Note: The exact command to use ("Speak") might vary based on the implementation of the Azure Text to Speech robot skill. You should refer to the documentation or the "Cheat Sheet" in ARC for the exact commands available for the Azure Text to Speech skill.

  1. Custom JavaScript Function Wrapper (Optional): For convenience, you can create a custom JavaScript function that wraps the ControlCommand() invocation. This way, you can easily reuse it throughout your script without having to type the full ControlCommand() each time.
function sayWithAzureTTS(text) {
    ControlCommand("Azure Text to Speech", "Speak", text);
}

// Usage
sayWithAzureTTS("This is a test message using Azure Text to Speech.");

By following this approach, you can effectively make Azure Text to Speech the default method for speech synthesis in your ARC project when using JavaScript. Remember, this method requires explicitly calling your custom function or the ControlCommand() for each instance where you want text to be spoken using Azure Text to Speech.
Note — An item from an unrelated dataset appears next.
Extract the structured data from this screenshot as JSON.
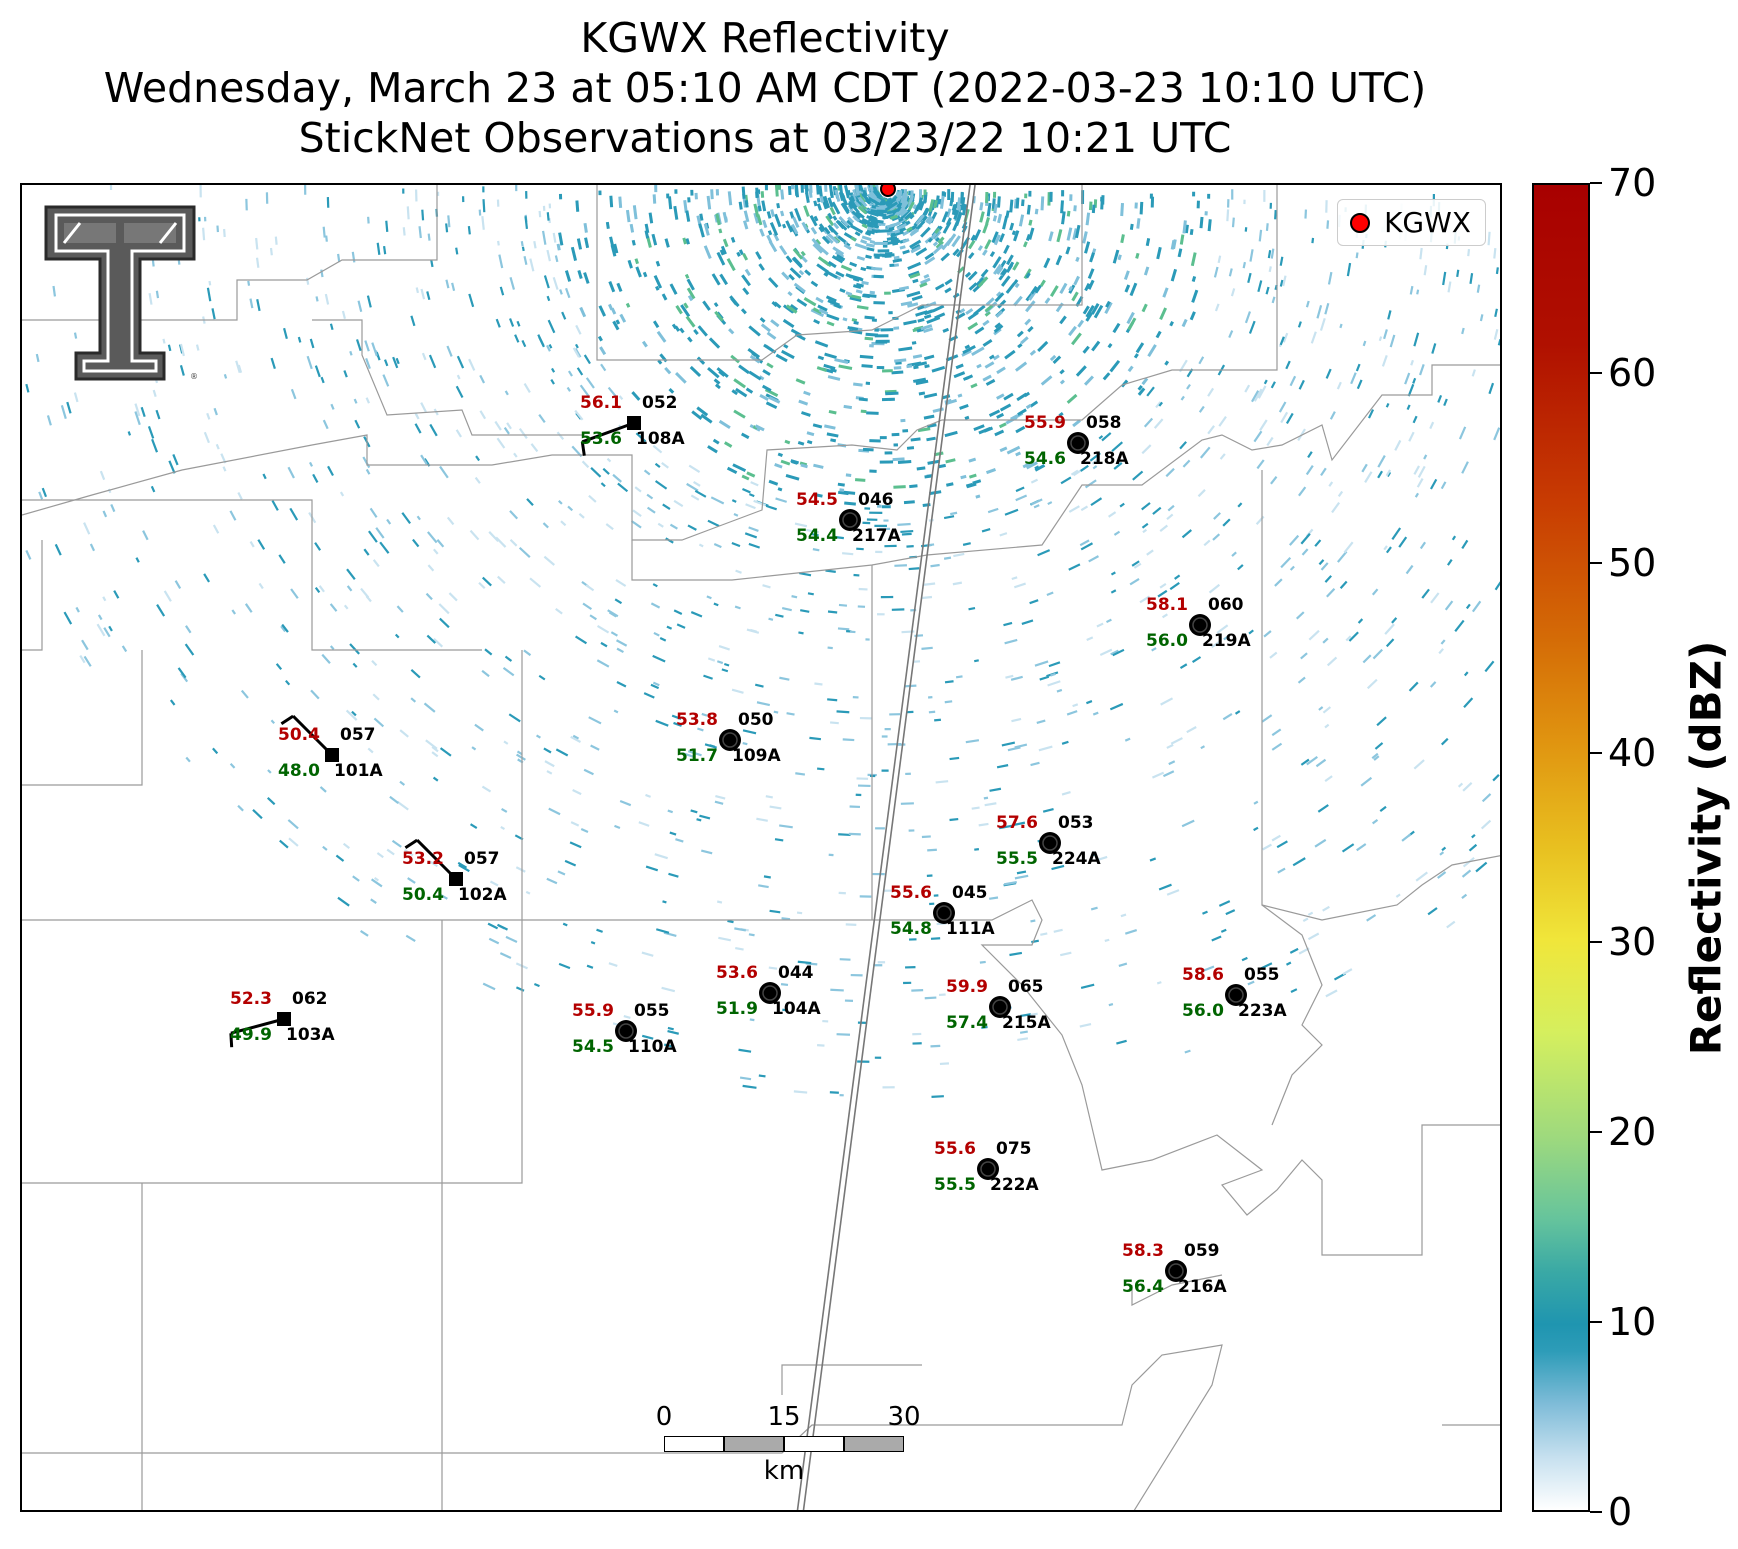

I am a customer support GPT-powered AI and still learning. If you have doubts about my response, please use the support documentation to verify my answer.
#14  

I was just checking as I have already made a work around (and it works very nicely) because I did not see a way to do it in the manual.

PRO
Synthiam
#15   — Edited

That's what functions (or words) are for. You see, a tree is a tree, a lake is a lake, and a banana is a banana. You can't make a banana into a tree. Or you can't make a lake into a banana.:) hehe

So you can't make a function into another function. Audio.Say is a function. You can't make it into a different function. That's why we have different functions that use different words

So you have the word "banana" to help differentiate between a banana and a tree and a lake. hehe

#16  

Ok maybe I asked the wrong question. Is there a way to have all spoken words in ARC be spoken by Azure. I can do it now but is a 2 step process, put it in variable then speak it. It would be nice to just have any spoken words be Azure just as you would do a PC say _______ and then it takes over.